The series has been translated into Arabic, Dutch, Danish, Finnish, French, German, Hebrew, Persian, Spanish, Greek, and Mandarin Chinese (Taiwan).

==Comic books==
Multiple graphic adaptations have been produced, notably including:

- Boys' Life, the monthly magazine of the Boy Scouts of America, serialised all three books in the trilogy from May 1981 to August 1986. Artist Frank Bolle drew the single page black and white proofs, which were then inked by another person.
- In 1985, the BBC initiated BEEB, the BBC Junior Television Magazine, and started to present in picture strip form additional adventures of Will, Henry, and Beanpole on their way to the White Mountains, starting at some unspecified point during the fourth episode of the first BBC serial as the trio pass through ruined Paris, and then heading off at a tangent to the television version. From Issue 6, the boys were accompanied on their journey by a young woman named Fizzio, a character original to the strip. The strips were drawn by John M. Burns and in each issue, they consisted of three pages; the first two in colour and the third in black and white. The storyline was never concluded as BEEB ceased publication after only 20 issues.
- Masters were one of the species detailed in Barlowe's Guide to Extraterrestrials.

==Television series==

The television version of The Tripods was jointly produced by the BBC in the United Kingdom and the Seven Network in Australia. The music soundtrack was written by Ken Freeman. The series was noted for being one of the first to feature computer generated graphics and special effects.

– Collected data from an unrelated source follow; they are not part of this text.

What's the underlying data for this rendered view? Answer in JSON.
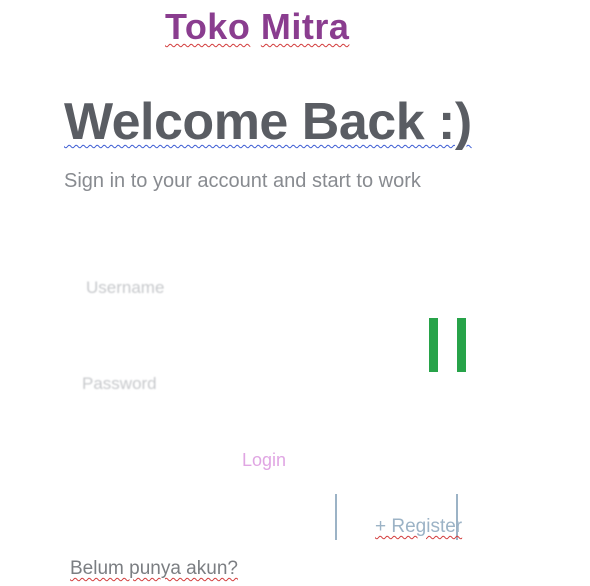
{
  "brand": {
    "word1": "Toko",
    "word2": "Mitra",
    "color": "#8a3d8f"
  },
  "heading": {
    "title": "Welcome Back :)",
    "subtitle": "Sign in to your account and start to work"
  },
  "form": {
    "username_label": "Username",
    "password_label": "Password",
    "login_label": "Login",
    "register_label": "+ Register",
    "no_account_text": "Belum punya akun?"
  },
  "icons": {
    "status": "pause-icon"
  },
  "colors": {
    "heading": "#5a5d63",
    "subtitle": "#888b90",
    "pause": "#27a349",
    "login": "#e0a6e3",
    "register": "#9cb3c6"
  }
}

Series one of The Tripods, broadcast in 1984, which had 13 half-hour episodes written by the well-known author of many radio plays Alick Rowe, covers the first book, The White Mountains; the 12-episode second series adapted and written by Christopher Penfold (1985) covers The City of Gold and Lead. Although a television script had been written for the third series "The Pool of Fire", it never went into production.

The first series was released on both VHS and DVD. The BBC released Tripods—The Complete Series 1 & 2 on DVD in March 2009.

===Comparison with the novels===
When the BBC made the television series of The Tripods in the 1980s, they departed from Christopher's description of the Masters. In the television series, the Masters somewhat resemble the Tripods they drive. This makes the Tripods seem much more like mecha, similar to those described in The War of the Worlds, than purely eccentric vehicles. In the BBC serial, the Masters did not need to eat, sleep or drink as humans do. Additionally, they were not the rulers of the city, but were, in turn, under the rule of higher beings made of pure energy, known as Cognoscs. The Masters came from a planet named Trion that was in the center of a triple star system.

The method by which the Masters name themselves is also different. Rather than having names, they are simply called by their addresses. Will's Master is called West Avenue 4, Sector 6, Level 8, or West 468.

The Masters in the BBC production enjoyed a hotter living environment. It was also established that the rigors of the Master's environment cause premature aging in humans. Treatment of humans slaves varied—ranging from the harsh and thoughtless abuse of "miner" slaves to the relatively luxurious amenities provided to the "power elite".

To avoid an overuse of the mechanical Tripods, the producers invented a new faction, the "Black Guards," as a human police force with the task to enforce the will of the Masters. They served as a more immediate threat for Will, his friends and the resistance.

==Potential film adaptation==
On 4 January 2005, Gregor Johnson was hired to direct a feature film adaptation of The Tripods and rewrite the screenplay for Don Murphy & Touchstone Pictures. In 2009, Alex Proyas was hired to direct a feature film adaptation of The Tripods and Stuart Hazeldine would write the screenplay starting with The White Mountains.